In summary, the study by Neeland et al7 further strengthens the evolving concept that an altered trajectory in myeloid innate inflammatory responses in early life can modify T-cell development, altering the balance of CD4+ TH1 versus TH2 responses and development of allergic disease (Fig 1); identifies potential immune profiles at birth or at 1 year of age that can predict egg allergy outcomes; and provides impetus for additional studies to assess the value and predictability of altered myeloid innate profiles in predicting natural resolution versus persistence of food allergy.
FIG 1.
Environmental exposures at a crucial time during immune programming (first year of life) directs dendritic cell (DC) and monocyte (Mono) phenotypes and CD4+ T-cell responses later in life.
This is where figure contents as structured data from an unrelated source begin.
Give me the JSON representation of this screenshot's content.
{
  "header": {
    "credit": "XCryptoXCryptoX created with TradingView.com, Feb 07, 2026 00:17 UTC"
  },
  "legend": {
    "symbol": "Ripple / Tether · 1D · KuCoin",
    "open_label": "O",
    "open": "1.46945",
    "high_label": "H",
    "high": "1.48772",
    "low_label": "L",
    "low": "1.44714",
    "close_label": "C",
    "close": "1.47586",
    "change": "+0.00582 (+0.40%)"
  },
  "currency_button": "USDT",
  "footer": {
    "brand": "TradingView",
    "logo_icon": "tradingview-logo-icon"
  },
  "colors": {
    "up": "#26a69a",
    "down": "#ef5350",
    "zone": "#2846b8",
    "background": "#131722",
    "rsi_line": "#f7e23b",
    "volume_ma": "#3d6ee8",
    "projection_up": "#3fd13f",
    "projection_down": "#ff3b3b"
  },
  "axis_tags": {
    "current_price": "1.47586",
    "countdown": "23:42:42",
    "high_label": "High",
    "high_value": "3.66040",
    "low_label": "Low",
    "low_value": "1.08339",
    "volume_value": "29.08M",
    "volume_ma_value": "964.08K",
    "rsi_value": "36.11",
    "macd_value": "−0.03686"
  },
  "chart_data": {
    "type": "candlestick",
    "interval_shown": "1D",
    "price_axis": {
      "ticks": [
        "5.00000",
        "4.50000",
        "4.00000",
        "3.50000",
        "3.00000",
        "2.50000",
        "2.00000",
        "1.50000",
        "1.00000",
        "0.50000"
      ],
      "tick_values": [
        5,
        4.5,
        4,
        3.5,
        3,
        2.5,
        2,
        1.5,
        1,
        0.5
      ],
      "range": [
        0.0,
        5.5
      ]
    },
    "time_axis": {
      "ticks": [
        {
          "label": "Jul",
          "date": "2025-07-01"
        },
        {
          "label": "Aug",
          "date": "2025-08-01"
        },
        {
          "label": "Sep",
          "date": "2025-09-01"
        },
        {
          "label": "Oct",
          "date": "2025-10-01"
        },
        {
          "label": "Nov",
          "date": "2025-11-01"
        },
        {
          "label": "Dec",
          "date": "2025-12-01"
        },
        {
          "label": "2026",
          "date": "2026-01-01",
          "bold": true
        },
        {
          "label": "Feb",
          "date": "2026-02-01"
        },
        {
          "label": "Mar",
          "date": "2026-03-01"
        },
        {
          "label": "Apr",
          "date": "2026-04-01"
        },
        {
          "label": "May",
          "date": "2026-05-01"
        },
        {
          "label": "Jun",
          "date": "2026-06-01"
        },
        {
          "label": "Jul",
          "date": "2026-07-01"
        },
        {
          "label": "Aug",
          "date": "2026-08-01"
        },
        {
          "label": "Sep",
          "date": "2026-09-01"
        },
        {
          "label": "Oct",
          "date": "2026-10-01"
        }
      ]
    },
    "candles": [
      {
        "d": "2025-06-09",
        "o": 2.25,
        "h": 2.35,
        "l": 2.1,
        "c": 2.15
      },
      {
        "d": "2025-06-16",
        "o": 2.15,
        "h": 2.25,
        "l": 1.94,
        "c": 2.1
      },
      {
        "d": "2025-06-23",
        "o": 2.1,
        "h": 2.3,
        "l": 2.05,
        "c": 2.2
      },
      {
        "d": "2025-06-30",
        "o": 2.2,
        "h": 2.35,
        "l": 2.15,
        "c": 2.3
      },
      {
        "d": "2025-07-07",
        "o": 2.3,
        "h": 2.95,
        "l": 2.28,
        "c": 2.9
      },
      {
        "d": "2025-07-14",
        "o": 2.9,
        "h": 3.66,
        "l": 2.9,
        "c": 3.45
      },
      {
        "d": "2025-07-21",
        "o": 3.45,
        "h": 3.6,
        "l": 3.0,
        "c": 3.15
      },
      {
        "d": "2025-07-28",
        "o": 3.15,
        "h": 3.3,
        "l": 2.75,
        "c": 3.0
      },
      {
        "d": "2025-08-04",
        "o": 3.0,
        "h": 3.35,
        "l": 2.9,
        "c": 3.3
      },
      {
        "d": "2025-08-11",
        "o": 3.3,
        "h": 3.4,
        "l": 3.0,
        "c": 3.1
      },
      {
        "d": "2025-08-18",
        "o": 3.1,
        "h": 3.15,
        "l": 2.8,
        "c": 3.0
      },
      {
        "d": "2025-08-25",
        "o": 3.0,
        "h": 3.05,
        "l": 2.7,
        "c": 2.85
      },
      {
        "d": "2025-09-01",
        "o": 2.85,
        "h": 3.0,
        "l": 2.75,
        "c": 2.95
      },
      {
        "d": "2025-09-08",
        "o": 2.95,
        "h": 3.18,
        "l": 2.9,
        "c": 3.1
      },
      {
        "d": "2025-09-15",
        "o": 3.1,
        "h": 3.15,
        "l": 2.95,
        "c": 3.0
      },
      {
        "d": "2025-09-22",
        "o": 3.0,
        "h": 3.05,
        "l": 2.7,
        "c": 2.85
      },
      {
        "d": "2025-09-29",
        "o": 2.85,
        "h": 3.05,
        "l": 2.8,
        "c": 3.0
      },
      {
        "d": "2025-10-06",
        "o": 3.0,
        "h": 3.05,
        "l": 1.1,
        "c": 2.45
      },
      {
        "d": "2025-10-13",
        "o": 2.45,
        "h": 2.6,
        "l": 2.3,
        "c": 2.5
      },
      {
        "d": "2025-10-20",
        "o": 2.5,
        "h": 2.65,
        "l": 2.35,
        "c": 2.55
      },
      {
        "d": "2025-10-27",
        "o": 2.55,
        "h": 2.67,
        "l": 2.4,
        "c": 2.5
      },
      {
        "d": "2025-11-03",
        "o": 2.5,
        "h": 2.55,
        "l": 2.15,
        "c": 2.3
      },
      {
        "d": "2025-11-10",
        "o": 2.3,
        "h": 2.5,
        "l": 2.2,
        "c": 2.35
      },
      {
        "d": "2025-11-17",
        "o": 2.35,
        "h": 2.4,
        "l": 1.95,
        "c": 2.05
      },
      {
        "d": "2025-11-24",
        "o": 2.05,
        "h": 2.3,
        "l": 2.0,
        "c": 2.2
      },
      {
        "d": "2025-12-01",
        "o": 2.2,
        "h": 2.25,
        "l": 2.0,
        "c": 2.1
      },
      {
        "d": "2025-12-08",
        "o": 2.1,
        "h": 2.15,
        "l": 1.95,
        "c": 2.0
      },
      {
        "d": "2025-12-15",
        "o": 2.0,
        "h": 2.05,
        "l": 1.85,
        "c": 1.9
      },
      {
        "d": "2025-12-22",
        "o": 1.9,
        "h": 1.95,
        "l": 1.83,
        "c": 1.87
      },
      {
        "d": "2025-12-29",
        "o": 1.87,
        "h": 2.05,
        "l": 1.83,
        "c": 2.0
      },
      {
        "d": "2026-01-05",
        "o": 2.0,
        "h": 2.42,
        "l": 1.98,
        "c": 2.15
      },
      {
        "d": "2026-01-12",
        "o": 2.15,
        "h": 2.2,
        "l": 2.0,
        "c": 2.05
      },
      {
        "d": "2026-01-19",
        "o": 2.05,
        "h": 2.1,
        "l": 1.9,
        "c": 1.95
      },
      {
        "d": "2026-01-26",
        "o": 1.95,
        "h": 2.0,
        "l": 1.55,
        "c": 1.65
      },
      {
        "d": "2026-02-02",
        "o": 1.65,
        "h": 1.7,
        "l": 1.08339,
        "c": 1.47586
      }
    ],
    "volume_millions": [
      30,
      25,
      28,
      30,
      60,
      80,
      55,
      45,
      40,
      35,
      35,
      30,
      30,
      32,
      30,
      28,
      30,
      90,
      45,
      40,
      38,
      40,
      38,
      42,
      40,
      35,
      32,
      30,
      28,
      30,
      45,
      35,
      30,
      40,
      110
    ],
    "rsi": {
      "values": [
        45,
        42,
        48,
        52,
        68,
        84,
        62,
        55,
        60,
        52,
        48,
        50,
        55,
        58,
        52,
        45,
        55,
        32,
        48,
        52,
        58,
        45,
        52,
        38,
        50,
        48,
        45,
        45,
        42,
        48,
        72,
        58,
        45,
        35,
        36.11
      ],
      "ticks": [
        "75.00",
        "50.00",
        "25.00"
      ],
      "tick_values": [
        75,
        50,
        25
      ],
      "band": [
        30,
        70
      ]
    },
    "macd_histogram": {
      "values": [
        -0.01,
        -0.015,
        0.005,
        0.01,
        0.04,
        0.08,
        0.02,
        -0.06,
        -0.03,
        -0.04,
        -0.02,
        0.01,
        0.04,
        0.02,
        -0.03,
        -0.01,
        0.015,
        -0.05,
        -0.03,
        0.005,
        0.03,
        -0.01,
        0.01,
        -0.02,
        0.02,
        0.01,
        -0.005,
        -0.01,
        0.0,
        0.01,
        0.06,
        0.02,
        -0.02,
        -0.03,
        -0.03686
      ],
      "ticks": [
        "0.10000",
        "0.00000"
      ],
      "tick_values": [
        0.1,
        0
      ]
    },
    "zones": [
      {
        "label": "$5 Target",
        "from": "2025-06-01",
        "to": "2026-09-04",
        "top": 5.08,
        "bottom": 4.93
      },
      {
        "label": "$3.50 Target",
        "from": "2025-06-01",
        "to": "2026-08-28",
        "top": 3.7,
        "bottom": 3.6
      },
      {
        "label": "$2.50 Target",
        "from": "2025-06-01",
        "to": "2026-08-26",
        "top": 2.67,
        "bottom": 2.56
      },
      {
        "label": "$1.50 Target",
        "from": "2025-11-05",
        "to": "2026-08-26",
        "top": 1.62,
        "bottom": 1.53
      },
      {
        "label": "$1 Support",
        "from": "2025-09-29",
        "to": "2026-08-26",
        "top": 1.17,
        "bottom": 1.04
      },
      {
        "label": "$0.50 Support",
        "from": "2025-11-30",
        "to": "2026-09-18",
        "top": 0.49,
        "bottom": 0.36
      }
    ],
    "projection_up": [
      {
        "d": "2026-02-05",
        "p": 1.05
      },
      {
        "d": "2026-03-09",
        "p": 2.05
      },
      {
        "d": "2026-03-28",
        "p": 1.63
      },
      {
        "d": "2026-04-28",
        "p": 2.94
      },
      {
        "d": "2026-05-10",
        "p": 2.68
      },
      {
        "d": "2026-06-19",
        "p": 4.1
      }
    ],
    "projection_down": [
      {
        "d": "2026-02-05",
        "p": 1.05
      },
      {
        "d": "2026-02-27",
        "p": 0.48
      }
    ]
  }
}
Development of maintenance of a DC and monocyte hyporesponsiveness phenotype in the first year of life reinforces T-cell tolerance and preservation of a nonallergic phenotype. Alteration of the trajectory of the myeloid innate immune phenotype during this period leads to exaggerated inflammatory cytokine production (IL-1β, IL-6, and IL-8) and shifts the balance of CD4+ T-cell programming toward a pro–type 2 response and development of allergic diseases, such as food allergy.
Footnotes
Disclosure of potential conflict of interest: The authors declare that they have no relevant conflicts of interest.